Unshelved by Bill Barnes and Gene Ambaum
comic strip overdue media

Sunday, August 20, 2023

54 years ago today

my parents got married. It was not the best thing to do, in my opinion, for any of us. I lived in a home where everything was very disconnected. We never did anything as a family, except move across the country when the Air Force demanded it. Dad had his radio room, Momma had her ceramics, and I had my reading. We did eat together at about 4:30 or 5 pm when my dad got home, but we weren't really a family. We never took vacations (and as a result, neither do I, really. I just use my PTO for doctor's appointments and an occasional time off at home, going nowhere.) We lived in California and never went to Disneyland or the San Diego Zoo, for example, and I would have loved to.

Before you say, yeah, but you wouldn't be here. Sure I would. At eight years old I did the math and realised it was only eight months between my parents' wedding and my birth, and I wasn't born early. My parents had actually broken up and then she found out she was pregnant. It was 1966. Abortion was illegal. She was barely 19. To their credit, my mom's parents both said she could stay home and they would help take care of the baby, which was pretty enlightened for the time. Despite my withdrawn relationship with my parents, I loved my grandparents very much, and my grandfather in particular was a very good male role model for me. It was my dad's mom who wanted them to get married, and they did. I loved Nana very much (she was the 'fun' grandmother, after all; Ma showed her love in other ways), but she should have butted out.

Within a month, seeing as they'd both dropped out of school (he was in engineering at UK; she was in Good Samaritan's nursing school to become an RN), my dad lost his exception for the draft, and knowing that he would be drafted, he decided to enlist to make sure he could choose the branch to serve in, at least, and he chose the Air Force. Besides, he needed to get a job to support his new family..

That's how my dad wound up doing three tours during the Vietnam War. He was in Vietnam, Thailand, and Cambodia repairing aeroplanes. I always felt that he blamed us a bit. I know he tried to divorce my mom when I was two, while he was overseas, but she wouldn't do it long distance. My mom was very emotionally needy, and in her entire life [after they finally divorced when I was 15] she had to have a man in her life, and her personality changed with each one (she married a total of four times). She liked what he liked. The only time I really saw my mom's primary personality was between marriages.

I grew up as a hindrance, and I was mostly ignored, except I was expected to console my mother emotionally when she was upset and we were very enmeshed at the same time. I spent years trying to get their love, trying to be the 'good girl', getting great grades, and quietly trying not to do anything to upset them. I never really wanted for basic physical needs, and I was never physically abused, but emotionally I was neglected and I've spent the rest of my life trying to get over that.

As a result, as an adult, I broke off my relationship with my dad after he lied to me. I'd tried to rebuild our relationship after the divorce when I was out of the house, but we wound up estranged. That happened in 1993, after my grandmother died, and lasted until his death in 2018. We never reconciled.

In retrospect, living with my mother did more damage than my dad as I was growing up, because she was there.

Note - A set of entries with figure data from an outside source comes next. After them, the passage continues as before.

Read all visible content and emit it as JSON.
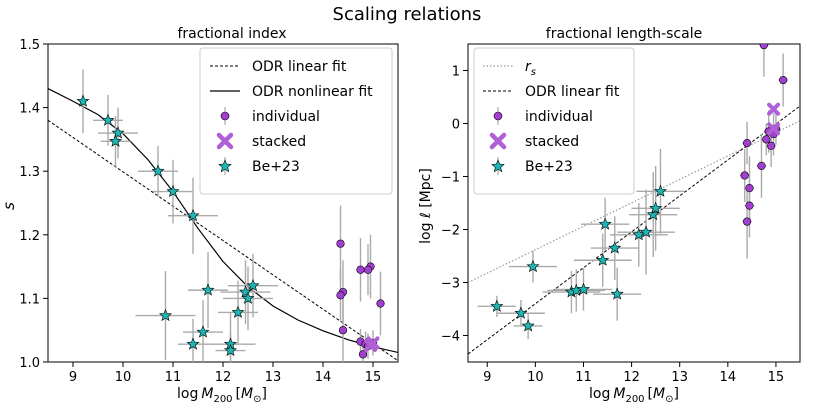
{
  "figure": {
    "title": "Scaling relations"
  },
  "colors": {
    "individual": "#a23fd0",
    "stacked": "#b05fd6",
    "be23": "#1fb5b5",
    "errorbar": "#aaaaaa",
    "rs": "#999999"
  },
  "chart_data": [
    {
      "type": "scatter",
      "title": "fractional index",
      "xlabel": "log M_200 [M_⊙]",
      "ylabel": "s",
      "xlim": [
        8.5,
        15.5
      ],
      "ylim": [
        1.0,
        1.5
      ],
      "xticks": [
        9,
        10,
        11,
        12,
        13,
        14,
        15
      ],
      "yticks": [
        1.0,
        1.1,
        1.2,
        1.3,
        1.4,
        1.5
      ],
      "ytick_labels": [
        "1.0",
        "1.1",
        "1.2",
        "1.3",
        "1.4",
        "1.5"
      ],
      "legend": {
        "position": "top-right",
        "entries": [
          "ODR linear fit",
          "ODR nonlinear fit",
          "individual",
          "stacked",
          "Be+23"
        ]
      },
      "fits": {
        "linear": [
          [
            8.5,
            1.38
          ],
          [
            15.5,
            1.002
          ]
        ],
        "nonlinear": [
          [
            8.5,
            1.43
          ],
          [
            9.0,
            1.41
          ],
          [
            9.5,
            1.389
          ],
          [
            10.0,
            1.359
          ],
          [
            10.5,
            1.318
          ],
          [
            11.0,
            1.268
          ],
          [
            11.5,
            1.21
          ],
          [
            12.0,
            1.158
          ],
          [
            12.5,
            1.118
          ],
          [
            13.0,
            1.088
          ],
          [
            13.5,
            1.066
          ],
          [
            14.0,
            1.049
          ],
          [
            14.5,
            1.035
          ],
          [
            15.0,
            1.024
          ],
          [
            15.5,
            1.015
          ]
        ]
      },
      "series": [
        {
          "name": "Be+23",
          "points": [
            [
              9.2,
              1.41,
              0.0,
              0.05
            ],
            [
              9.7,
              1.38,
              0.3,
              0.04
            ],
            [
              9.9,
              1.36,
              0.4,
              0.04
            ],
            [
              9.85,
              1.347,
              0.3,
              0.04
            ],
            [
              10.7,
              1.3,
              0.4,
              0.04
            ],
            [
              11.0,
              1.268,
              0.4,
              0.05
            ],
            [
              11.4,
              1.23,
              0.5,
              0.06
            ],
            [
              11.7,
              1.113,
              0.4,
              0.06
            ],
            [
              10.85,
              1.073,
              0.6,
              0.07
            ],
            [
              11.6,
              1.047,
              0.4,
              0.05
            ],
            [
              11.4,
              1.028,
              0.3,
              0.04
            ],
            [
              12.15,
              1.028,
              0.5,
              0.05
            ],
            [
              12.15,
              1.018,
              0.3,
              0.03
            ],
            [
              12.3,
              1.078,
              0.4,
              0.05
            ],
            [
              12.45,
              1.11,
              0.5,
              0.05
            ],
            [
              12.5,
              1.1,
              0.5,
              0.05
            ],
            [
              12.6,
              1.12,
              0.5,
              0.05
            ]
          ]
        },
        {
          "name": "individual",
          "points": [
            [
              14.35,
              1.186,
              0.05,
              0.06
            ],
            [
              14.4,
              1.11,
              0.05,
              0.05
            ],
            [
              14.35,
              1.105,
              0.05,
              0.04
            ],
            [
              14.4,
              1.05,
              0.05,
              0.05
            ],
            [
              14.75,
              1.145,
              0.05,
              0.05
            ],
            [
              14.95,
              1.15,
              0.05,
              0.05
            ],
            [
              15.15,
              1.092,
              0.05,
              0.05
            ],
            [
              14.9,
              1.145,
              0.05,
              0.04
            ],
            [
              14.75,
              1.032,
              0.05,
              0.02
            ],
            [
              14.85,
              1.028,
              0.05,
              0.02
            ],
            [
              15.0,
              1.03,
              0.05,
              0.02
            ],
            [
              14.9,
              1.025,
              0.05,
              0.02
            ],
            [
              14.8,
              1.012,
              0.05,
              0.02
            ]
          ]
        },
        {
          "name": "stacked",
          "points": [
            [
              14.95,
              1.026,
              0.05,
              0.005
            ],
            [
              15.0,
              1.03,
              0.05,
              0.005
            ]
          ]
        }
      ]
    },
    {
      "type": "scatter",
      "title": "fractional length-scale",
      "xlabel": "log M_200 [M_⊙]",
      "ylabel": "log ℓ [Mpc]",
      "xlim": [
        8.6,
        15.5
      ],
      "ylim": [
        -4.5,
        1.5
      ],
      "xticks": [
        9,
        10,
        11,
        12,
        13,
        14,
        15
      ],
      "yticks": [
        -4,
        -3,
        -2,
        -1,
        0,
        1
      ],
      "ytick_labels": [
        "−4",
        "−3",
        "−2",
        "−1",
        "0",
        "1"
      ],
      "legend": {
        "position": "top-left",
        "entries": [
          "r_s",
          "ODR linear fit",
          "individual",
          "stacked",
          "Be+23"
        ]
      },
      "fits": {
        "rs": [
          [
            8.6,
            -3.0
          ],
          [
            15.5,
            0.05
          ]
        ],
        "linear": [
          [
            8.6,
            -4.35
          ],
          [
            15.5,
            0.33
          ]
        ]
      },
      "series": [
        {
          "name": "Be+23",
          "points": [
            [
              9.2,
              -3.45,
              0.4,
              0.2
            ],
            [
              9.7,
              -3.58,
              0.5,
              0.25
            ],
            [
              9.85,
              -3.82,
              0.3,
              0.25
            ],
            [
              9.95,
              -2.7,
              0.5,
              0.3
            ],
            [
              10.75,
              -3.18,
              0.6,
              0.4
            ],
            [
              10.85,
              -3.15,
              0.6,
              0.4
            ],
            [
              11.0,
              -3.13,
              0.6,
              0.4
            ],
            [
              11.7,
              -3.22,
              0.5,
              0.5
            ],
            [
              11.4,
              -2.58,
              0.6,
              0.5
            ],
            [
              11.45,
              -1.9,
              0.5,
              0.5
            ],
            [
              11.65,
              -2.35,
              0.5,
              0.6
            ],
            [
              12.15,
              -2.1,
              0.6,
              0.6
            ],
            [
              12.3,
              -2.05,
              0.6,
              0.8
            ],
            [
              12.45,
              -1.72,
              0.5,
              0.8
            ],
            [
              12.5,
              -1.6,
              0.5,
              0.8
            ],
            [
              12.6,
              -1.28,
              0.5,
              0.8
            ]
          ]
        },
        {
          "name": "individual",
          "points": [
            [
              14.4,
              -0.37,
              0.1,
              0.4
            ],
            [
              14.35,
              -0.98,
              0.1,
              0.5
            ],
            [
              14.45,
              -1.22,
              0.1,
              0.6
            ],
            [
              14.45,
              -1.55,
              0.1,
              0.6
            ],
            [
              14.4,
              -1.85,
              0.1,
              0.7
            ],
            [
              14.7,
              -0.8,
              0.1,
              0.6
            ],
            [
              14.75,
              1.48,
              0.1,
              0.6
            ],
            [
              14.85,
              -0.15,
              0.1,
              0.4
            ],
            [
              14.9,
              -0.42,
              0.1,
              0.4
            ],
            [
              14.95,
              -0.2,
              0.1,
              0.4
            ],
            [
              15.0,
              -0.1,
              0.1,
              0.3
            ],
            [
              15.15,
              0.82,
              0.1,
              0.5
            ],
            [
              14.8,
              -0.3,
              0.1,
              0.3
            ]
          ]
        },
        {
          "name": "stacked",
          "points": [
            [
              14.95,
              0.27,
              0.05,
              0.05
            ],
            [
              14.95,
              -0.1,
              0.05,
              0.05
            ]
          ]
        }
      ]
    }
  ]
}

He was off serving overseas most of the first six years of my life and then left when I was 15. I modelled so much of my behaviour off of her. There was a lot of good, of course, I'm sure. But we were way too close in some ways. But it was always about her. I know she didn't mean it to be, and I've never figured out why she was so insecure. I do know she had social anxiety, and in retrospect, she had a lot of anxiety, and that's where I get it from, I'm sure. I never cut off ties with her, though, even though I should have. But as we got older I pulled away. I spoke with her about every three months and came home for birthdays and Christmas. I especially stayed away once she married my last stepfather. He was an okay guy, and I'm thankful he was there in her last years, as he was able to take care of her where I wasn't, but his sons were all addicts and caused all sorts of grief, to the point as my mom lie dying my grandmother's house where they were living was known as the 'drug house' and the cops were there time and time again. I refused to go there after a visit where my mom casually mentioned that I should be careful about loose needles as my youngest stepbrother had Hepatitis C and tended to leave them around. I'd just stayed in his room, and she hadn't mentioned it then. I never went back, but rather visited her whenever she was in the hospital.

After my parents died (she did in 2017, just shy of 70, and he did in 2018, when he was barely 70) I got a bit of closure but not really.

I'm not writing this to whine. I'm just trying to get a handle on my feelings. Mostly I felt unloved. Now I know people who have certainly had it much worse. But I don't even remember most of my childhood, and I know there was trauma, but I don't necessarily remember what happened. Most of my memories are from school or playing with friends. Frankly, there were a few good things about my childhood in the home I remember, but very few. I thought everyone's memory was like that for so long, but then I found out it wasn't. I think it's very telling that I've blocked out whole swaths of my childhood, but I don't really know why. It bothers me immensely.

Anyway, that's my story. Make of it what you will.